As we approach the halfway mark of 2011, institutional investors have increased their appetite for commercial real estate, overtaking publicly traded real estate investment trusts (REITs) as the leading purchasers of retail and office properties in the first quarter of 2011.

Institutions pumped nearly $14 billion into the retail sector from January through April of this year, according to New York-based real estate research firm Real Capital Analytics. That compares to just $3.2 billion invested in retail properties for all of 2010.

In particular, institutional investors grew their share of the single-tenant retail market from just 5% for all of 2010 to a 25% market share in the first four months of 2011. Their acquisitions totaled $427 million from January through April compared with $161 million for all of last year.

Why are institutional buyers and REITs much more intent on owning single-tenant retail properties than they were a year ago? “There have been more portfolios trading,” says Bob White, president of Real Capital Analytics.

Typically large-scale investors such as institutions are not interested in smaller-dollar transactions, including single-tenant retail.

“But many of the recent REIT/institutional deals have been portfolio sales where there is much more activity this year. Those [deals] were pretty tough to finance a year ago,” notes White. “So some of the rise in institutional and REIT investment is just because portfolios are trading again.”

Yields in the single-tenant retail sector today are higher than those for the office and apartment sectors, says White. Indeed, capitalization rates for single-tenant retail averaged 7.66% for the first quarter of 2011 compared with 7.4% for office and 6.67% for apartments.

“I also think that as the economy turns around slowly, the institutional/REIT crowd is feeling a bit more comfortable understanding the [creditworthiness] of the retailers. It wasn’t too long ago that everyone lost faith in credit ratings in general,” says White.

Developers were the largest sellers of retail properties in the first quarter of 2011, according to Christopher Macke, senior real estate strategist at CoStar Group in Washington, D.C. “This is due to their capital constraints and need to decrease their debt loads,” he says.

Office Gets Attractive

When it comes to attracting institutional capital, the retail sector has not been alone, as office buildings have also garnered significant attention.

According to CoStar, institutional investors overtook publicly traded REITs as the largest acquirers of U.S. office buildings in the first quarter of the year, a sign of widening demand that may have the net effect of pushing property prices higher.

In fact, institutions were larger purchasers of office buildings than REITs in three of four quarters last year, says CoStar’s Macke. He notes that institutional demand for commercial real estate is on the rise due to the improving economy and relatively low yields being generated in alternative asset classes.

Pension funds, insurance companies and sovereign wealth funds added $1.39 billion of office buildings to their portfolios in the first quarter of 2011. During the same period, acquisitions of office properties by REITs totaled $1.1 billion, according to CoStar.
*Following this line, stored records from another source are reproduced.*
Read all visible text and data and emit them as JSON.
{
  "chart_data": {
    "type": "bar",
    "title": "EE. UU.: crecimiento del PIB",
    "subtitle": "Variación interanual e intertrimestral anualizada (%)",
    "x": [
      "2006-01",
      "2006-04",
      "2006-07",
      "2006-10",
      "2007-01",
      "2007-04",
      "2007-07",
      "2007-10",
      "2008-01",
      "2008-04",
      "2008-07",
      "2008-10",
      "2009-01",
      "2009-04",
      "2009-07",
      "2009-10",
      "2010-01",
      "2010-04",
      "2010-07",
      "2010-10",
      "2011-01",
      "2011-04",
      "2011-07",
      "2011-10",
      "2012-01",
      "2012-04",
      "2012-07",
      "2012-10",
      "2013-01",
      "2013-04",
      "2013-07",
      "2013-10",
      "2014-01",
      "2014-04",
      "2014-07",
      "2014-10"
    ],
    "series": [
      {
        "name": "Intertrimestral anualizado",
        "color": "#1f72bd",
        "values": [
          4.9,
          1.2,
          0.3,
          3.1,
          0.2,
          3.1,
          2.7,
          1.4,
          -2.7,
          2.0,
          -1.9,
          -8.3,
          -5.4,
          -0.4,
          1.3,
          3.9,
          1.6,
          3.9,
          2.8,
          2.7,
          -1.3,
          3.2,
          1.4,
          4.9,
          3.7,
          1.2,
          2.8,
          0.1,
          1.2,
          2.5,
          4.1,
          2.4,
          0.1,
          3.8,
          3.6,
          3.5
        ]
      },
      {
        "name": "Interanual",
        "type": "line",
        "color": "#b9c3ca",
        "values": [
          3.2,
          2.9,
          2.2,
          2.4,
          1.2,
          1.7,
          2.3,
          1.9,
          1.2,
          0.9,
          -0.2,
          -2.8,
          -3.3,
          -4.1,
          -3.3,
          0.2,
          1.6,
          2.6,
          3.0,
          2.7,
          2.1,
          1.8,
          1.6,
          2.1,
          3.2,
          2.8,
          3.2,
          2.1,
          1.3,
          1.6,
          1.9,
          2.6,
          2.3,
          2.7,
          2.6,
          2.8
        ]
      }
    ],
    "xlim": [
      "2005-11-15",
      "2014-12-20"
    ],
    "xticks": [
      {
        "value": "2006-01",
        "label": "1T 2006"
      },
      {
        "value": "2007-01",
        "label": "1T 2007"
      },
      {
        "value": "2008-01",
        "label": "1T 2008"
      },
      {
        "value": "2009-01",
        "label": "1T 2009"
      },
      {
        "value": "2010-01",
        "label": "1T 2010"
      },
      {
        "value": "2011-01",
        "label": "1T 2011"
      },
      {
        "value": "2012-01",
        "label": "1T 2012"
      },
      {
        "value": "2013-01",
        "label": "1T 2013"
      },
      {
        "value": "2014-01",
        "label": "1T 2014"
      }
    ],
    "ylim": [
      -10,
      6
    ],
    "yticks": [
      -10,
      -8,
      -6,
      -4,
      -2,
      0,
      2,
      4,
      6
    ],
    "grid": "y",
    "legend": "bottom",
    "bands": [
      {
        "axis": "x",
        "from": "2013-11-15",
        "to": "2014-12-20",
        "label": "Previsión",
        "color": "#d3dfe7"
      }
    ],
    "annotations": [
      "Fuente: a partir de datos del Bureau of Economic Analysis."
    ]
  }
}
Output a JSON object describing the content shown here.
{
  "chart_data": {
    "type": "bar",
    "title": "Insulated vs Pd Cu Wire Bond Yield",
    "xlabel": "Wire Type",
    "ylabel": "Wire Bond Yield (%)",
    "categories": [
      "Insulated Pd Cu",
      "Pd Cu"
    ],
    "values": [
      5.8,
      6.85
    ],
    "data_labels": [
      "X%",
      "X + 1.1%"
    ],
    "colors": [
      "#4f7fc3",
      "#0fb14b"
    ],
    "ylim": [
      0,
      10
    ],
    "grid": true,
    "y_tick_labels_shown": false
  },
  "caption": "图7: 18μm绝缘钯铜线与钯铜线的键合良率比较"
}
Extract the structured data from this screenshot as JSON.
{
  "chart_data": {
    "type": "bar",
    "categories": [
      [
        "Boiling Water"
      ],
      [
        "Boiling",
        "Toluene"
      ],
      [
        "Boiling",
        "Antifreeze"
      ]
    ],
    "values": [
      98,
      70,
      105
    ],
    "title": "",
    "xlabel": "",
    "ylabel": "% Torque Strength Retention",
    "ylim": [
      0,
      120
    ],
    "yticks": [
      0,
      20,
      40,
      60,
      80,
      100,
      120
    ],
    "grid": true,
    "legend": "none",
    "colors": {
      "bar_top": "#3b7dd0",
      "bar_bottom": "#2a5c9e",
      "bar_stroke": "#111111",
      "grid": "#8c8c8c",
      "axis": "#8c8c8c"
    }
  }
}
That represents a dramatic turnaround from a year ago when institutions were net sellers, notes Macke. According to CoStar, investment-grade commercial property prices rose 2.2% in March 2011 from a year ago.

Office sales more than doubled to $10.2 billion in the first quarter from a year earlier, according to Real Capital Analytics.

Many institutional investors are plowing more capital into commercial real estate these days. For example, in late May the Texas Teacher Retirement System (TRS) committed an additional $200 million to Chicago-based LaSalle Investment Management for global real estate co-investment opportunities.

This additional investment follows the $205 million committed by TRS to LaSalle in 2009. TRS has $108.2 billion in total assets under management.

“Assuming that the institutions continue their net buying and the REITs continue as well, that should portend a positive direction for pricing in commercial real estate,” says Macke.